Using the configuration file here and reproduced below, it is possible to run eoap-gen to create the full package requirements.

id: cloud-free-best-pixel
doc: Generate cloud free best pixel mosaic on a per month basis
label: Cloud free best pixel

resources: # current ADES max is 4 cores and 16GB RAM, we need all we can get
  cores_min: 4
  ram_min: 16000

inputs:
  - id: catalog
    label: Catalog path
    doc: Full catalog path
    type: string
    default: supported-datasets/ceda-stac-catalogue
  - id: collection
    label: collection id
    doc: collection id
    type: string
    default: sentinel2_ard
  - id: intersects
    label: Intersects
    doc: >
      a GeoJSON-like json string, which provides a "type" member describing the type of the geometry and "coordinates" 
      member providing a list of coordinates.
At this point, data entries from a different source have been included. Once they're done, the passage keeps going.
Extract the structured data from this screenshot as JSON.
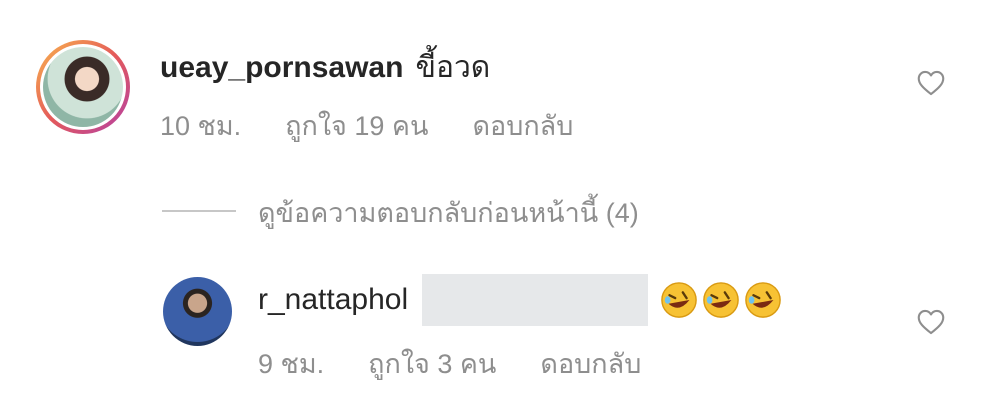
{
  "comment": {
    "username": "ueay_pornsawan",
    "text": "ขี้อวด",
    "time": "10 ชม.",
    "likes": "ถูกใจ 19 คน",
    "reply_label": "ดอบกลับ",
    "avatar_icon": "profile-photo"
  },
  "view_previous_replies": "ดูข้อความตอบกลับก่อนหน้านี้ (4)",
  "reply": {
    "username": "r_nattaphol",
    "emojis": [
      "rolling-on-floor-laughing",
      "rolling-on-floor-laughing",
      "rolling-on-floor-laughing"
    ],
    "time": "9 ชม.",
    "likes": "ถูกใจ 3 คน",
    "reply_label": "ดอบกลับ",
    "avatar_icon": "profile-photo"
  },
  "icons": {
    "like": "heart-outline-icon"
  },
  "colors": {
    "text": "#262626",
    "secondary": "#8e8e8e",
    "redaction": "#e6e8ea"
  }
}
Will search for images intersecting this geometry.
    type: string
    default: >
      {
        "type": "Polygon",
        "coordinates": [
          [
            [0.08905898091569497, 52.69722175598818],
            [0.08905898091569497, 52.15527412683906],
            [0.9565339502005088, 52.15527412683906],
            [0.9565339502005088, 52.69722175598818],
            [0.08905898091569497, 52.69722175598818]
          ]
        ]
      }
  - id: start_datetime
    label: Start datetime
    doc: Start datetime
    type: string
    default: "2023-04-01"
  - id: end_datetime
    label: End datetime
    doc: End datetime
    type: string
    default: "2023-06-30"

outputs:
  - id: stac_output
    type: Directory
    source: s2_make_stac/stac_catalog
steps:
  - id: s2_search
    script: S2-cloud-free-best-pixel/cli/search/search.py
    requirements: S2-cloud-free-best-pixel/cli/search/requirements.txt
    inputs:
      - id: catalog
        source: cloud-free-best-pixel/catalog
      - id: collection
        source: cloud-free-best-pixel/collection
      - id: intersects
        source: cloud-free-best-pixel/intersects
      - id: start_datetime
        source: cloud-free-best-pixel/start_datetime
      - id: end_datetime
        source: cloud-free-best-pixel/end_datetime
    outputs:
      - id: urls
        type: string[]
        outputBinding:
          loadContents: true
          glob: urls.txt
          outputEval: $(self[0].contents.split('\n'))
      - id: months
        type: File[]
        outputBinding:
          glob: month_*.json

  - id: s2_rm_cloud
    script: S2-cloud-free-best-pixel/cli/rm_cloud/rm_cloud.py
    requirements: S2-cloud-free-best-pixel/cli/rm_cloud/requirements.txt
    conda:
      - dask
      - gdal
    scatter_method: dotproduct
    inputs:
      - id: item_url
        source: s2_search/urls
        scatter: true
    outputs:
      - id: cloud_masked
        type: File
        outputBinding:
          glob: "*.tif"

  - id: s2_mosaic
    script: S2-cloud-free-best-pixel/cli/mosaic/mosaic.py
    requirements: S2-cloud-free-best-pixel/cli/mosaic/requirements.txt
    apt_install:
      - pktools
    scatter_method: dotproduct
    inputs:
      - id: intersects
        source: cloud-free-best-pixel/intersects
      - id: month_json
        source: s2_search/months
        scatter: true
        type: File
      - id: all_images
        source: s2_rm_cloud/cloud_masked
        type: File[]
    outputs:
      - id: best_pixel
        type: File
        outputBinding:
          glob: "*.tif"

  - id: s2_make_stac
    script: S2-cloud-free-best-pixel/cli/make_stac/make_stac.py
    requirements: S2-cloud-free-best-pixel/cli/make_stac/requirements.txt
    inputs:
      - id: geometry
        source: cloud-free-best-pixel/intersects
      - id: files
        source: s2_mosaic/best_pixel
        type: File[]
    outputs:
      - id: stac_catalog
        outputBinding:
          glob: .
        type: Directory

Running the configuration file results in the directory available here which can then be submitted to EODH using pyeodh and run using either the API client or QGIS plugin.